The mandala vegetable garden was established early on, while they were working on the house. It is a waxwood (naturally treated) pine structure, made of five elevated beds plus an outside circular one ringing the space. Their crop rotation is literal: they use a structured rotation guide that they’ve tweaked over the years, and the plan moves around the triangular beds.

The winter garden was built off the enclosed chicken yard. As the name suggests, a lot of the produce from this garden is preserved for the cooler months: potatoes, tomatoes, corn, beans and pumpkin. More fruit trees are espaliered along the edges; these are ingeniously caged and beautifully pruned.

The chickens have access to the five small garden rooms, and are used to clean up after the crop cycle. They also enjoy the shade of a large kiwifruit structure, with five female plants and a pollinating male plant.


Beyond the inner zones of the house paddock and orchards, the property is open pasture and natural bush.

When fireweed started to come up in the pasture they introduced sheep to control it. Inspired by Allan Savory (Holistic Management) and a workshop with Bruce Davison from Candelo, they decided to fence o§ the forest and divide the rest into small paddocks which allows for rotational grazing. Despite the small pasture area they created fourteen paddocks, over an area of two hectares, with an average size of 1300 m2, plus an extra one for olive trees.
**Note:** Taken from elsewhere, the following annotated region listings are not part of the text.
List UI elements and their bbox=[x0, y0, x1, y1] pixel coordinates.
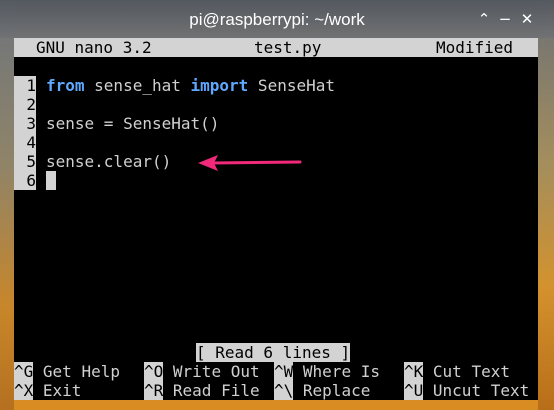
code-class: SenseHat bbox=[248, 76, 335, 95]
shortcut-write-out[interactable]: ^O Write Out bbox=[144, 362, 260, 381]
annotation-arrow-icon bbox=[198, 155, 302, 171]
desktop-background-left bbox=[0, 0, 14, 410]
shortcut-label: Exit bbox=[42, 381, 82, 400]
nano-version: GNU nano 3.2 bbox=[36, 38, 152, 57]
line-number: 2 bbox=[14, 95, 36, 114]
keyword-import: import bbox=[190, 76, 249, 95]
modified-indicator: Modified bbox=[436, 38, 514, 57]
shortcut-label: Write Out bbox=[172, 362, 260, 381]
close-icon[interactable]: ✕ bbox=[519, 11, 535, 27]
line-number: 1 bbox=[14, 76, 36, 95]
minimize-icon[interactable]: − bbox=[497, 11, 513, 27]
shortcut-get-help[interactable]: ^G Get Help bbox=[14, 362, 120, 381]
status-message: [ Read 6 lines ] bbox=[196, 343, 351, 362]
shortcut-uncut-text[interactable]: ^U Uncut Text bbox=[404, 381, 529, 400]
shortcut-key: ^K bbox=[404, 362, 424, 381]
text-cursor bbox=[46, 171, 56, 190]
terminal-area[interactable]: GNU nano 3.2 test.py Modified 1 from sen… bbox=[14, 38, 538, 400]
nano-header: GNU nano 3.2 test.py Modified bbox=[14, 38, 538, 57]
line-number: 4 bbox=[14, 133, 36, 152]
shortcut-label: Where Is bbox=[302, 362, 380, 381]
shortcut-where-is[interactable]: ^W Where Is bbox=[274, 362, 380, 381]
keyword-from: from bbox=[46, 76, 85, 95]
desktop-background-right bbox=[538, 0, 554, 410]
code-line-3[interactable]: sense = SenseHat() bbox=[46, 114, 219, 133]
line-number: 6 bbox=[14, 171, 36, 190]
code-line-5[interactable]: sense.clear() bbox=[46, 152, 171, 171]
shortcut-exit[interactable]: ^X Exit bbox=[14, 381, 81, 400]
file-name: test.py bbox=[254, 38, 322, 57]
code-line-1[interactable]: from sense_hat import SenseHat bbox=[46, 76, 335, 95]
shortcut-label: Read File bbox=[172, 381, 260, 400]
code-module: sense_hat bbox=[84, 76, 191, 95]
shortcut-key: ^G bbox=[14, 362, 34, 381]
shortcut-key: ^R bbox=[144, 381, 164, 400]
shortcut-key: ^W bbox=[274, 362, 294, 381]
window-title: pi@raspberrypi: ~/work bbox=[189, 10, 365, 29]
shortcut-label: Cut Text bbox=[432, 362, 510, 381]
shortcut-label: Uncut Text bbox=[432, 381, 530, 400]
shortcut-label: Get Help bbox=[42, 362, 120, 381]
shortcut-replace[interactable]: ^\ Replace bbox=[274, 381, 370, 400]
shortcut-key: ^\ bbox=[274, 381, 294, 400]
shortcut-key: ^O bbox=[144, 362, 164, 381]
window-titlebar[interactable]: pi@raspberrypi: ~/work ⌃ − ✕ bbox=[0, 0, 554, 38]
shortcut-label: Replace bbox=[302, 381, 371, 400]
line-number: 5 bbox=[14, 152, 36, 171]
shortcut-cut-text[interactable]: ^K Cut Text bbox=[404, 362, 510, 381]
line-number: 3 bbox=[14, 114, 36, 133]
shortcut-key: ^U bbox=[404, 381, 424, 400]
shortcut-key: ^X bbox=[14, 381, 34, 400]
maximize-icon[interactable]: ⌃ bbox=[476, 11, 492, 27]
shortcut-read-file[interactable]: ^R Read File bbox=[144, 381, 260, 400]
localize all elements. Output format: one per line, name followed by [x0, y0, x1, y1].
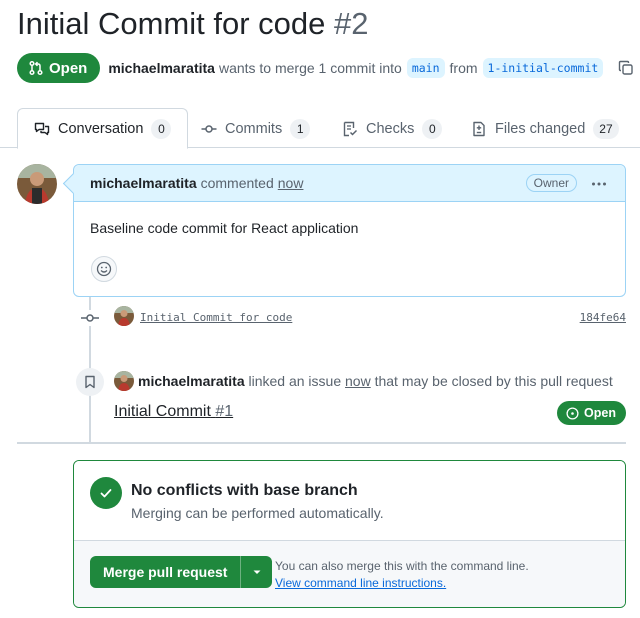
- tab-files-changed[interactable]: Files changed 27: [471, 108, 619, 149]
- pr-state-label: Open: [49, 59, 88, 77]
- avatar-image: [114, 371, 134, 391]
- pr-from-text: from: [449, 60, 478, 76]
- merge-hint: You can also merge this with the command…: [275, 558, 529, 592]
- tab-checks[interactable]: Checks 0: [342, 108, 443, 149]
- comment-discussion-icon: [34, 122, 50, 135]
- merge-hint-text: You can also merge this with the command…: [275, 559, 529, 573]
- merge-box: No conflicts with base branch Merging ca…: [73, 460, 626, 608]
- tab-conversation-label: Conversation: [58, 120, 144, 137]
- tab-files-changed-label: Files changed: [495, 120, 586, 137]
- linked-time[interactable]: now: [345, 373, 371, 389]
- owner-badge: Owner: [525, 174, 577, 192]
- command-line-instructions-link[interactable]: View command line instructions.: [275, 576, 446, 590]
- bookmark-icon: [76, 368, 104, 396]
- copy-branch-button[interactable]: [616, 58, 636, 78]
- issue-title: Initial Commit: [114, 403, 211, 420]
- head-branch[interactable]: 1-initial-commit: [482, 58, 604, 78]
- merge-title: No conflicts with base branch: [131, 482, 358, 499]
- timeline-divider: [17, 442, 626, 444]
- git-commit-icon: [201, 124, 217, 133]
- linked-text-before: linked an issue: [248, 373, 342, 389]
- tab-checks-count: 0: [422, 118, 443, 139]
- git-pull-request-icon: [29, 60, 43, 76]
- triangle-down-icon: [253, 570, 261, 574]
- comment-header: michaelmaratita commented now Owner: [74, 165, 625, 202]
- tab-checks-label: Checks: [366, 120, 415, 137]
- tab-commits[interactable]: Commits 1: [201, 108, 311, 149]
- comment-author[interactable]: michaelmaratita: [90, 175, 197, 191]
- linked-issue-event: michaelmaratita linked an issue now that…: [138, 373, 613, 389]
- comment-body: Baseline code commit for React applicati…: [90, 220, 359, 236]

The sheep flock is rotated to keep the pastures healthy and productive.


The bush is also an important part of the property, and has been helped along with the planting of about 1000 indigenous trees. ‘Our aim was to regenerate by planting more trees to sequester carbon, reduce our footprint and at the same time to support the wildlife.’

Firewood is harvested from the fallen limbs, timber has been milled for building, and smaller trees are thinned out and used in building projects.


The wooded slope is in their fire sector, so they maintain a firebreak and have planted a zone of local pittosporums to retard fire.

The house has been adapted over the years to provide protection in case of bushfire: Claude has cut pressed-cement sheets to the size of each window, which can be quickly installed when needed; and the roof has water sprinklers installed, which can douse the house and immediate garden.


These days, Claude is putting more time into sharing his experiences of Sauveterre. Claude and Helene open their home and garden, in partnership with other local permaculture gardens, to educate and inspire. They give tours and talks for students – for example from the University of the Third Age (U3A) and PDCs – as well as the general public, and raise money for Permafund.

Claude has also developed a website where he documents the property with photos and step-by-step instructions, such as how he built his netted food forest. He takes great pride in seeing that people from all over the world are visiting the site, taking from it what they will. ‘One of the main goals in permaculture is to reduce your personal carbon footprint on the planet – gardening is just a part of it.’


Claude and Helene are looking forward to retirement in a couple of years in a small town nearby where they are retrofitting a small dwelling – with a vegetable patch of course. They will certainly miss the life that they’ve built at Brogo, but they see succession as the best way to keep Sauveterre Permaculture maintained and thriving for a long time to come.